Distributed Deep Learning on Apache Mesos with GPUs and Gang Scheduling
Distributed deep learning is essential to speed up complex model training, scale out to hundreds of GPUs, and shard models that can not be fit into a single machine. With recent advance on deep learning models in self-driving car areas such as lane-detection, perception and so on, it is important to enable distributed deep learning with large-scale GPU clusters.

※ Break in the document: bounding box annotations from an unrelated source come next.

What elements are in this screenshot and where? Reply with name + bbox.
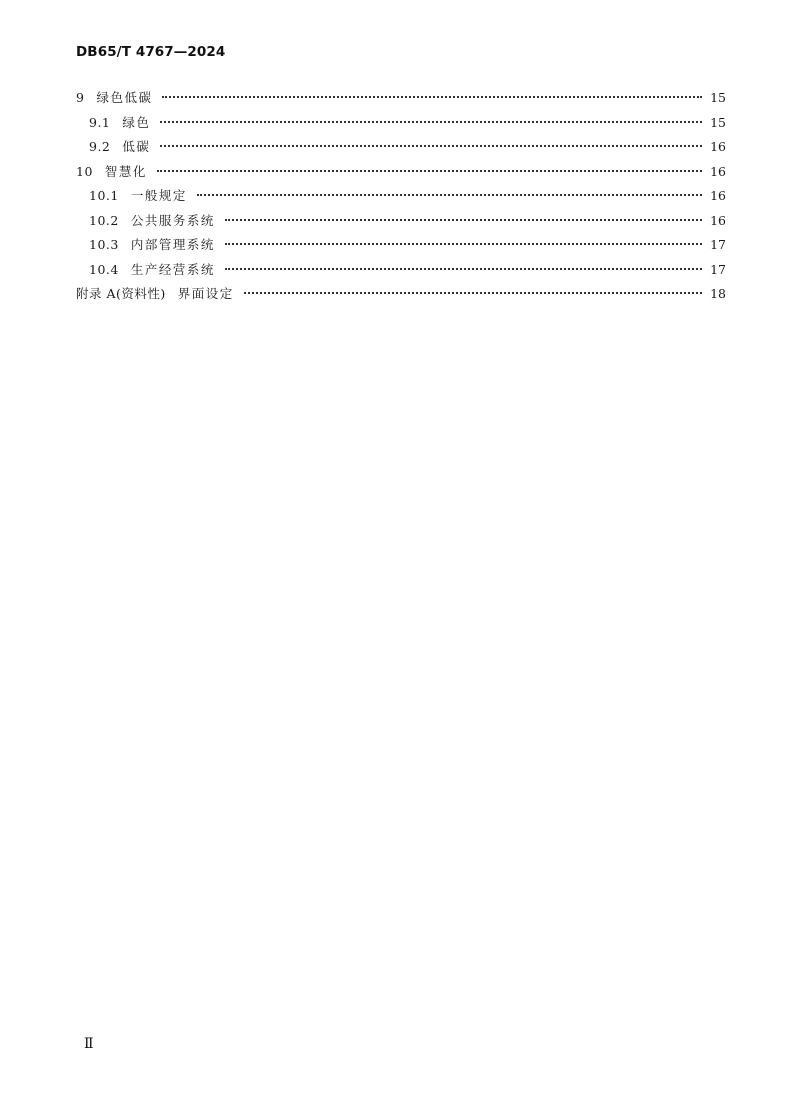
toc-entry-number: 10.2 bbox=[89, 212, 119, 228]
toc-dot-leader bbox=[157, 170, 702, 172]
toc-dot-leader bbox=[160, 145, 702, 147]
toc-entry-number: 9.1 bbox=[89, 114, 111, 130]
document-code: DB65/T 4767—2024 bbox=[76, 44, 226, 60]
toc-dot-leader bbox=[225, 268, 702, 270]
toc-entry-10[interactable] bbox=[76, 160, 726, 185]
toc-entry-number: 9 bbox=[76, 90, 85, 105]
toc-entry-page: 16 bbox=[710, 139, 726, 154]
toc-entry-9[interactable] bbox=[76, 86, 726, 111]
toc-entry-page: 16 bbox=[710, 188, 726, 203]
toc-entry-title: 绿色 bbox=[122, 114, 151, 130]
toc-entry-page: 17 bbox=[710, 261, 726, 277]
toc-entry-page: 16 bbox=[710, 163, 726, 179]
toc-entry-page: 15 bbox=[710, 90, 726, 105]
toc-entry-10-1[interactable] bbox=[76, 184, 726, 209]
toc-entry-10-4[interactable] bbox=[76, 258, 726, 283]
toc-entry-title: 界面设定 bbox=[177, 286, 234, 301]
toc-entry-page: 15 bbox=[710, 114, 726, 130]
toc-dot-leader bbox=[162, 96, 702, 98]
toc-entry-page: 18 bbox=[710, 286, 726, 301]
toc-entry-title: 内部管理系统 bbox=[130, 237, 215, 252]
toc-entry-title: 智慧化 bbox=[104, 163, 147, 179]
toc-entry-9-2[interactable] bbox=[76, 135, 726, 160]
toc-entry-title: 绿色低碳 bbox=[96, 90, 153, 105]
toc-dot-leader bbox=[225, 219, 702, 221]
toc-dot-leader bbox=[160, 121, 702, 123]
toc-entry-number: 附录 A(资料性) bbox=[76, 286, 166, 301]
toc-entry-10-2[interactable] bbox=[76, 209, 726, 234]
toc-entry-page: 17 bbox=[710, 237, 726, 252]
toc-dot-leader bbox=[197, 194, 702, 196]
toc-entry-number: 10 bbox=[76, 163, 93, 179]
toc-entry-9-1[interactable] bbox=[76, 111, 726, 136]
toc-dot-leader bbox=[244, 292, 702, 294]
toc-dot-leader bbox=[225, 243, 702, 245]
toc-entry-number: 9.2 bbox=[89, 139, 111, 154]
toc-entry-number: 10.4 bbox=[89, 261, 119, 277]
toc-entry-title: 一般规定 bbox=[130, 188, 187, 203]
toc-entry-number: 10.3 bbox=[89, 237, 119, 252]
toc-entry-title: 低碳 bbox=[122, 139, 151, 154]
table-of-contents bbox=[76, 86, 726, 307]
toc-entry-10-3[interactable] bbox=[76, 233, 726, 258]
toc-entry-page: 16 bbox=[710, 212, 726, 228]
toc-entry-appendix-a[interactable] bbox=[76, 282, 726, 307]
page-number: Ⅱ bbox=[84, 1036, 94, 1052]
toc-entry-title: 公共服务系统 bbox=[130, 212, 215, 228]
toc-entry-title: 生产经营系统 bbox=[130, 261, 215, 277]
toc-entry-number: 10.1 bbox=[89, 188, 119, 203]
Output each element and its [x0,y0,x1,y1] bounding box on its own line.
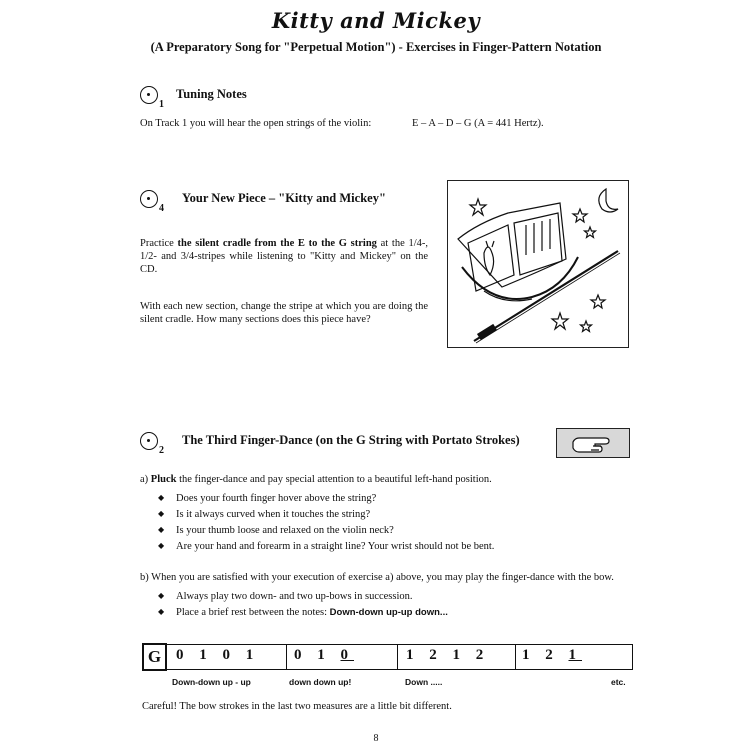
pointing-hand-box [556,428,630,458]
sections-paragraph: With each new section, change the stripe at which you are doing the silent cradle. How many sections does this piece have? [140,301,428,325]
exercise-a-text: a) Pluck the finger-dance and pay special attention to a beautiful left-hand position. [140,474,492,485]
bow-strokes-1: Down-down up - up [172,677,251,687]
kitty-mickey-illustration [448,181,628,347]
exercise-b-bullets [158,588,448,620]
measure-4: 1 2 1 [522,647,582,663]
measure-1: 0 1 0 1 [176,647,260,663]
section-heading-new-piece: Your New Piece – "Kitty and Mickey" [182,191,386,205]
closing-note: Careful! The bow strokes in the last two measures are a little bit different. [142,701,452,712]
practice-paragraph: Practice the silent cradle from the E to the G string at the 1/4-, 1/2- and 3/4-stripes while listening to "Kitty and Mickey" on the CD. [140,238,429,275]
tuning-text: On Track 1 you will hear the open strings of the violin: [140,118,372,129]
practice-emphasis: the silent cradle from the E to the G string [177,238,377,249]
page-title: Kitty and Mickey [271,8,481,33]
bar-line [515,644,516,670]
section-heading-tuning: Tuning Notes [176,87,247,101]
cd-track-icon [140,432,158,450]
measure-3: 1 2 1 2 [406,647,490,663]
illustration-box [447,180,629,348]
track-number: 4 [159,203,164,214]
bar-line [286,644,287,670]
cd-track-icon [140,190,158,208]
list-item: ◆ Are your hand and forearm in a straight line? Your wrist should not be bent. [158,541,495,552]
exercise-b-text: b) When you are satisfied with your execution of exercise a) above, you may play the finger-dance with the bow. [140,572,614,583]
track-number: 2 [159,445,164,456]
string-label: G [142,643,167,671]
pointing-hand-icon [557,429,629,457]
bow-strokes-3: Down ..... [405,677,443,687]
bow-strokes-2: down down up! [289,677,352,687]
bar-line [397,644,398,670]
cd-track-icon [140,86,158,104]
list-item: ◆ Does your fourth finger hover above the string? [158,493,377,504]
page-subtitle: (A Preparatory Song for "Perpetual Motion") - Exercises in Finger-Pattern Notation [150,40,602,54]
tuning-notes: E – A – D – G (A = 441 Hertz). [412,118,544,129]
section-heading-finger-dance: The Third Finger-Dance (on the G String with Portato Strokes) [182,433,520,447]
list-item: ◆ Always play two down- and two up-bows in succession. [158,591,413,602]
bow-strokes-etc: etc. [611,677,626,687]
exercise-a-bullets [158,490,494,554]
track-number: 1 [159,99,164,110]
page-number: 8 [373,733,379,744]
measure-2: 0 1 0 [294,647,354,663]
list-item: ◆ Is it always curved when it touches the string? [158,509,371,520]
list-item: ◆ Place a brief rest between the notes: Down-down up-up down... [158,607,448,618]
list-item: ◆ Is your thumb loose and relaxed on the violin neck? [158,525,394,536]
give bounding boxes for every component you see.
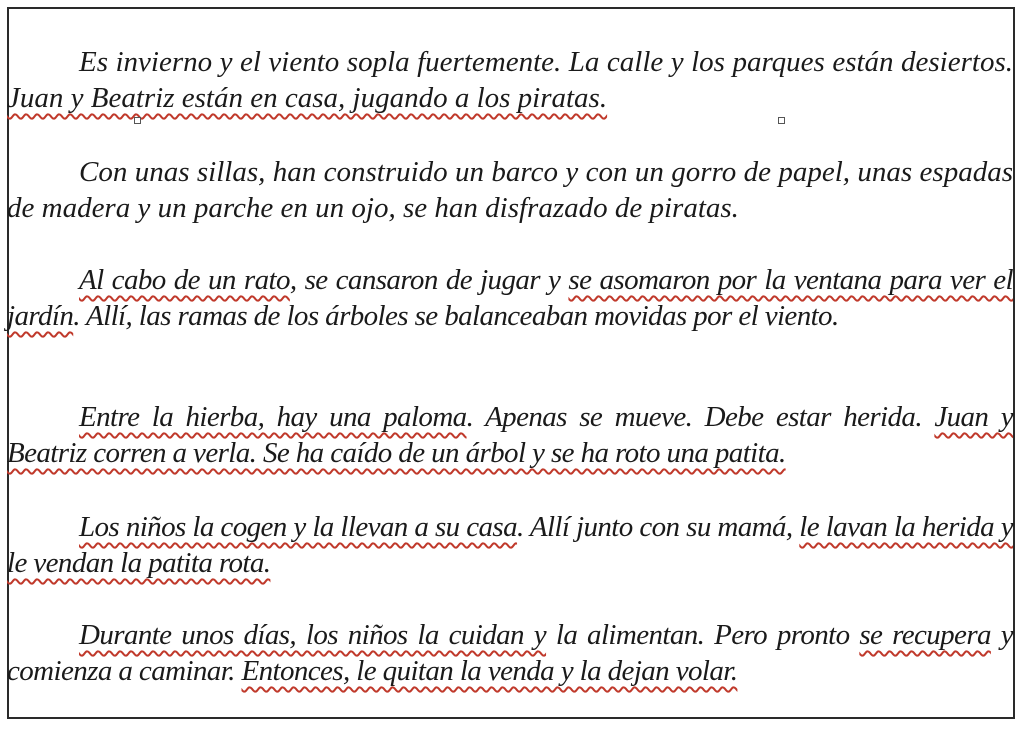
text-segment: . Allí, las ramas de los árboles se balanceaban movidas por el viento. [73, 300, 839, 332]
paragraph-2 [7, 154, 1013, 226]
text-segment: y comienza a caminar. [7, 619, 1013, 687]
text-segment: . Apenas se mueve. Debe estar herida. [466, 401, 935, 433]
paragraph-4 [7, 399, 1013, 471]
underlined-phrase: Entonces, le quitan la venda y la dejan volar. [241, 655, 738, 687]
underlined-phrase: se asomaron por la ventana para ver el jardín [7, 264, 1013, 332]
text-segment: Con unas sillas, han construido un barco y con un gorro de papel, unas espadas de madera y un parche en un ojo, se han disfrazado de piratas. [7, 156, 1013, 224]
text-segment: . Allí junto con su mamá, [517, 511, 800, 543]
underlined-phrase: Juan y Beatriz corren a verla. Se ha caído de un árbol y se ha roto una patita. [7, 401, 1013, 469]
underlined-phrase: Al cabo de un rato [79, 264, 290, 296]
paragraph-5 [7, 509, 1013, 581]
underlined-phrase: Juan y Beatriz están en casa, jugando a los piratas. [7, 82, 608, 114]
selection-handle-left[interactable] [134, 117, 141, 124]
selection-handle-right[interactable] [778, 117, 785, 124]
text-segment: , se cansaron de jugar y [289, 264, 569, 296]
underlined-phrase: Durante unos días, los niños la cuidan y [79, 619, 547, 651]
paragraph-3 [7, 262, 1013, 334]
paragraph-1 [7, 44, 1013, 116]
paragraph-6 [7, 617, 1013, 689]
text-segment: la alimentan. Pero pronto [546, 619, 860, 651]
underlined-phrase: Los niños la cogen y la llevan a su casa [79, 511, 518, 543]
text-segment: Es invierno y el viento sopla fuertemente. La calle y los parques están desiertos. [79, 46, 1013, 78]
underlined-phrase: se recupera [859, 619, 991, 651]
underlined-phrase: Entre la hierba, hay una paloma [79, 401, 467, 433]
underlined-phrase: le lavan la herida y le vendan la patita rota. [7, 511, 1013, 579]
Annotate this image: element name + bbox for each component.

This presentation will discuss our design and implementation of running distributed TensorFlow on top of Mesos clusters with hundreds of GPUs. It leverages several key features offered by Mesos such as GPU isolation and nested containers. We also implement several features in our scheduler to support GPU and Gang scheduling, task discovery and dynamic port allocation. Finally, we will show the speed up of distributed training on Mesos using an example TensorFlow model for image classification.
Staff Engineer, UBER Min Cai is a Staff Engineer at UBER working on cluster management. He received his Ph.D. degree in Computer Science from USC. Before joining Uber, he was a Sr. Staff Engineer at VMware working on vMotion and vSphere.
Senior Engineer, UBER Alex Sergeev is a Senior Engineer at UBER working on scalable Deep Learning. He recived his MS. degree in Computer Science from MEPhI. Before joining UBER, he was Senior Engineer at Microsoft working on Big Data Mining.